THE world’s financial markets have been marked by contradictions throughout 2013. Inflation has dropped but government bonds have suffered. Risk appetites have revived but emerging markets have underperformed.

Perhaps such anomalies are inevitable given the influence of central banks on market sentiment. Offered a choice of knowing in advance the growth and inflation numbers for 2014, or the precise details of Federal Reserve asset purchases next year, investors would probably opt for the latter. If fundamentals are not driving the markets, then fitting price movements into a coherent economic framework is inevitably harder.

More recent developments have at least had a familiar ring, as markets were once again affected by the curse of August. In the first half of last month, bonds suffered as yields rose sharply. In the second half, equities were hit by the prospect of Western military intervention in Syria. Fear of conflict in the Middle East has been a regular source of market worry over the past ten years, although the worst nightmare—a great disruption of oil supplies—has yet to be realised.

It is possible to explain some of the markets’ oddities. The divergence between the performance of developed and emerging markets has reflected trends in economic data. America’s economy seems to be strengthening and Europe is edging out of recession even as the numbers from the BRIC countries (Brazil, Russia, India and China) disappoint.

In 2008 and 2009 the question was whether emerging markets could decouple from the crisis in the developed world. Now the problem has reversed itself. The developing world has a much bigger impact on the global economy than it did during the storms of the late 1990s. Although it is optimistic about America, Morgan Stanley has revised down its forecasts for global growth this year from 3.1% to 2.9%, and from 3.9% to 3.5% in 2014.

Albert Edwards, a permanently bearish strategist at Société Générale, sees the recent turbulence in emerging markets as “leading to a renewed global recession, with waves of deflation flowing to the West from Asia as China is ultimately forced to devalue in the face of an unrelenting loss of competitiveness, most especially against its emerging-market rivals.”

But an emerging-market slowdown is not all bad news. The Economist’s all-items commodities index is 14.5% lower over the past 12 months, a development that is broadly positive for consumers in rich countries. The oil price is admittedly still well over $100 a barrel, in part because of Middle East tensions. But weak commodity prices are leading to lower headline inflation rates, giving central banks in the rich world plenty of scope to continue with their supportive monetary policies.

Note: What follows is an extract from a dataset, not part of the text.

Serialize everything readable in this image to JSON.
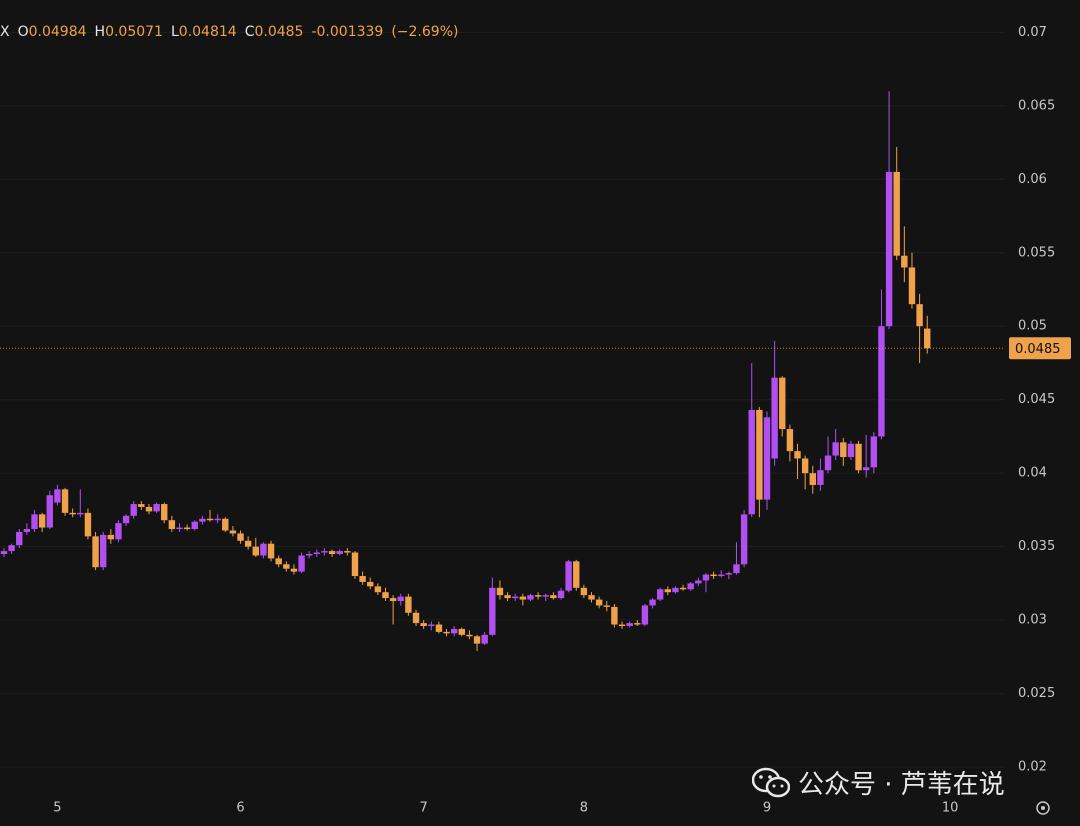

Normally, lower inflation is good news for government bonds. But Treasury bonds have had a bad run, with ten-year yields more than a percentage point above their levels at the start of 2013. Does the rise in yields stem from expectations of reduced asset purchases by the Fed, the process known as “tapering”? Perhaps, although analysis by Dhaval Joshi of BCA Research shows that bond yields have fallen fastest in recent years when the Fed has halted quantitative easing, not when it has been most active in buying.

Another possibility is that investors have become more optimistic about the global economy and have been switching from bonds into equities. But as has already been pointed out, global-growth forecasts are being lowered, not raised; and the copper price, seen as a barometer for the global economy, has been weak.

Price movements may have been driven by the desperation of investors as they shed losing positions. That was clearly the case with gold earlier this year; after a decade of steadily rising prices, there were a lot of stale positions to unwind. Similarly, the debt crisis forced many investors to seek the safety of government bonds and pin their hopes for excess returns on the emerging markets. The sell-off in both asset classes is probably the result of a radical rethink.

A bullish position in developed-market equities, particularly in America, now looks like the consensus bet. But that depends on the story of a rebounding economy holding up, along with corporate profits. Annual earnings-per-share growth at firms in the S&P 500 was just 3.9% in the second quarter. Yet analysts’ forecasts are for double-digit growth by the middle of next year, at a time when profits are already at a post-war high relative to GDP. Not so much a contradiction, more a case of wishful thinking.